45. Only Paul is referred to as bearing the brandmarks of Christ (Galatians 6:17).

It is true that this is the only time the Greek word stigma appears in Scripture, as far as I can tell (from which Catholics derive our term stigmata). However, Paul often strongly implies that any believer could or should suffer in like manner (Rom 8:13,17, 12:1, 2 Cor 1:5-7, cf. 1 Peter 4:1,13); indeed, he urged people to imitate him, as we see in the next section.

46. Every Christian was interested in Paul and what was happening in his life, looking to him as
their example and their encouragement (Philippians 1:12-14).


But he wasn't the only example of faith and bearing under suffering (not by a long shot):
so that you may not be sluggish, but imitators of those who through faith and patience inherit the promises. (Hebrews 6:12; cf. the roster of the heroes of the faith in ch. 11)
You also be patient . . . As an example of suffering and patience, brethren, take the prophets . . . (James 5:8,10)
[also Christ Himself: 1 Peter 2:21 and bishops: 1 Peter 5:3]
Paul even included Silvanus and Timothy among those whom he exhorted his hearers to follow as an example (1 Thess 1:1,6-7, 2 Thess 3:1,9; cf.
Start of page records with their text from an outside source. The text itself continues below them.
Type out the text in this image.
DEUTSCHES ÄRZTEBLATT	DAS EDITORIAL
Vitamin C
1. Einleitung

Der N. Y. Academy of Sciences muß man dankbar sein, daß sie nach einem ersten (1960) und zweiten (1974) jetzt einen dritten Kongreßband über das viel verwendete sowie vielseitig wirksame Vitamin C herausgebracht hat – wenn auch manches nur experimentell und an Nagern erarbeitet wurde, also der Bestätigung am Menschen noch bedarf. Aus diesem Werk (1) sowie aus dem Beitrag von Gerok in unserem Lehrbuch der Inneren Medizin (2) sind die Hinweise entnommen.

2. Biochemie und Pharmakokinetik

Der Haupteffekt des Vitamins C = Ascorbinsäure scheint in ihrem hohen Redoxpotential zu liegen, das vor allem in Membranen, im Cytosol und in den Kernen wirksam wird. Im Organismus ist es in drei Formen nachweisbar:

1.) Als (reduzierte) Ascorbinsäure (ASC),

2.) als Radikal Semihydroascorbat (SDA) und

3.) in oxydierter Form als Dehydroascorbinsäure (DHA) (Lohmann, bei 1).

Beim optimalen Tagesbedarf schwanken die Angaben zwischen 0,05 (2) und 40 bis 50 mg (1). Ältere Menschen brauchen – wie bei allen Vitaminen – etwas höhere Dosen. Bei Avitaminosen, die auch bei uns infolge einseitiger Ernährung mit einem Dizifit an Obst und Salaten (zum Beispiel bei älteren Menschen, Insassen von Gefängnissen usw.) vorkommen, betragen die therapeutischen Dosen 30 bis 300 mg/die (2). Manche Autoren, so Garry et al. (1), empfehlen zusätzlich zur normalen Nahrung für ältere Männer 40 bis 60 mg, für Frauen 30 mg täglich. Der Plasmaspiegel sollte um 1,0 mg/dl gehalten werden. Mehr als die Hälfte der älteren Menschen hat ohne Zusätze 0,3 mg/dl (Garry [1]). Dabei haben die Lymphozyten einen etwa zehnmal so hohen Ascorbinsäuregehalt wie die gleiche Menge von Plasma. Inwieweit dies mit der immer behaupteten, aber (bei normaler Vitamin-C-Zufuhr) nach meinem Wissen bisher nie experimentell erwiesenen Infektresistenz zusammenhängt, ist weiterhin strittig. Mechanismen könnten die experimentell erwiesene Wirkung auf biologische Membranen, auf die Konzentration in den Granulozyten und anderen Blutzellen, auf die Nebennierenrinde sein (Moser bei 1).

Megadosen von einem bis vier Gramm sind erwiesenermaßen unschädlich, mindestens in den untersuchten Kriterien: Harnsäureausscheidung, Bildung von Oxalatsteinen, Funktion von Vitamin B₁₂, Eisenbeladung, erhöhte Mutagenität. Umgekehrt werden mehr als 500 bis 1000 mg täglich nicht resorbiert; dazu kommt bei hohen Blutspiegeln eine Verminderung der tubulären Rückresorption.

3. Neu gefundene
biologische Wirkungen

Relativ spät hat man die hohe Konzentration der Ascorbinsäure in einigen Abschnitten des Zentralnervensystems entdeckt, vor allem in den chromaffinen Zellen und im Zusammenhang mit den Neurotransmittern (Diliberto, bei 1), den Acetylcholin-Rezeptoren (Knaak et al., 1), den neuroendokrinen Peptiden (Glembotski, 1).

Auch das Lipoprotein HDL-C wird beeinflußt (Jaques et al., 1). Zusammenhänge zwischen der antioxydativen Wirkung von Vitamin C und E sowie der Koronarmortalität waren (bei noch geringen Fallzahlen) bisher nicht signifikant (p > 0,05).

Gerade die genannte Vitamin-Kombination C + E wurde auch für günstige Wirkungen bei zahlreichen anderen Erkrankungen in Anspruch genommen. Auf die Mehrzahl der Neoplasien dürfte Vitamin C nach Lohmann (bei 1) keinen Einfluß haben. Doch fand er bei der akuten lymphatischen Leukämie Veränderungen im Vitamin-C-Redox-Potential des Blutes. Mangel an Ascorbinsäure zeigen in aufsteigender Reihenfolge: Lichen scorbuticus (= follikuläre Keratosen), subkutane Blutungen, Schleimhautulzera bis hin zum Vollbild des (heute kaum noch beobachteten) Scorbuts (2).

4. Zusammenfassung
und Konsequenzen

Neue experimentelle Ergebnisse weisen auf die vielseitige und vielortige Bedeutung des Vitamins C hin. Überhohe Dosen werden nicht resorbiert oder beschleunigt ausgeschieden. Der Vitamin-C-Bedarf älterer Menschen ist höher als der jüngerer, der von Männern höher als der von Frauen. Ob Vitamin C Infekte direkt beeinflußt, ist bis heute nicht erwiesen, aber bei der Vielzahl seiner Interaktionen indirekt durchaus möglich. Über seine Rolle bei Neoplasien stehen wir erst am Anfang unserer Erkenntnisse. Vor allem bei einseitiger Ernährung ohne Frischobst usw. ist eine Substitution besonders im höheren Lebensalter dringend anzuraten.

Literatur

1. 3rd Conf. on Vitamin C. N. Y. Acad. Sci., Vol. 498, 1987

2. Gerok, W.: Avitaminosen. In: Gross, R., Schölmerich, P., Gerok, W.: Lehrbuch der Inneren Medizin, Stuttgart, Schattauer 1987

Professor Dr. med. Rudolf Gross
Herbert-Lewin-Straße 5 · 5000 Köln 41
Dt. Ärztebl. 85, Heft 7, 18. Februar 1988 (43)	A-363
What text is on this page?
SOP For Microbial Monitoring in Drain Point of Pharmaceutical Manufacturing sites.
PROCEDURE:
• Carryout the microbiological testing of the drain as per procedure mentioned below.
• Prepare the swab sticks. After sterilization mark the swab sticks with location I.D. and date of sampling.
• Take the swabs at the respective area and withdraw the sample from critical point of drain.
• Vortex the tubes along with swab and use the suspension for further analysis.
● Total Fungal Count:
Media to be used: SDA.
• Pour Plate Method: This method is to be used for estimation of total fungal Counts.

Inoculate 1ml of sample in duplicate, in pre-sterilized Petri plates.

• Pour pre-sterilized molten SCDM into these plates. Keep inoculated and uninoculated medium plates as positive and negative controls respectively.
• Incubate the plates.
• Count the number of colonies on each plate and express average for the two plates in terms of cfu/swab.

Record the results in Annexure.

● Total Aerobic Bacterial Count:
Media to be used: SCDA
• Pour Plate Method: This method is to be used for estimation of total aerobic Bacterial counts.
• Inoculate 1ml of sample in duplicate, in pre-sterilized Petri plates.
Phil 3:17).

47. Christians served Paul (Philippians 2:30).

So what? They serve each other, too (Matthew 23:11, Mark 9:35, 10:44, Ephesians 5:21).

50. Only Paul is referred to as passing his papal authority on to successors who would also have
authority over the church of God (Acts 20:28).


What does this have to do with "papal authority," since Paul was speaking to bishops (see 20:17)? How do a bunch of bishops represent "papal authority"? This is collegial, or (potentially) conciliar, or episcopal authority, but not papal. Nor is there any word about succession here. He is merely exhorting bishops, as Peter does in 1 Peter 5:1-4. The real (apostolic) succession in Scripture occurs when Judas is replaced by Matthias (Acts 1:15-26). There is also a strong early tradition of the succession of bishops at Rome, and some sort of papal primacy (though it is not a biblical one; i.e., it is not detailed in the New Testament, since most of it was written before the succession in Rome commenced). We see this in the letters of St. Clement of Rome, early on.

Good, effective satire, farce, or sarcasm is always based on truth, somewhere along the line. That's why Jason's attempt fails miserably. He doesn't understand what he is parodying and he can't even (over and over) get his biblical facts right in so doing. If this is the best Jason can do in his "refutation" of Petrine primacy (and my paper defending same), I suggest that he try another line of reasoning. But it has been immensely enjoyable studying the Scriptures. I have learned a lot (as I always do when I study the Holy Bible: God's own inspired Word and Revelation), and I come away from this endeavor more convinced than ever of the truth of the papacy, as taught in the Catholic Church (and of development of doctrine, as classically expounded by Cardinal Newman).

The weakness of the arguments opposing the papacy and development of doctrine (rightly, consistently understood) has, in my mind, been demonstrated once again. It's yet another case where it wasn't so much that the Catholic position "won out" over the opposing views, but more so (as in sports) that the suggested alternative views have "lost" due to their great weakness and implausibility: straining and striving to vainly fit themselves into the facts of both the relevant biblical data, and of Church history and the history of doctrine in particular. One can be the most brilliant lawyer, debater, or thinker in world history (even a clever sophist), but if they have no "case," they will be defeated by facts and the inherent power of biblical revelation -- rightly interpreted within the mind of the Church, the unbroken apostolic Tradition, and the overall consensus of the Church Fathers -- every time. As the old proverb says, "you can't make a silk purse out of a sow's ear."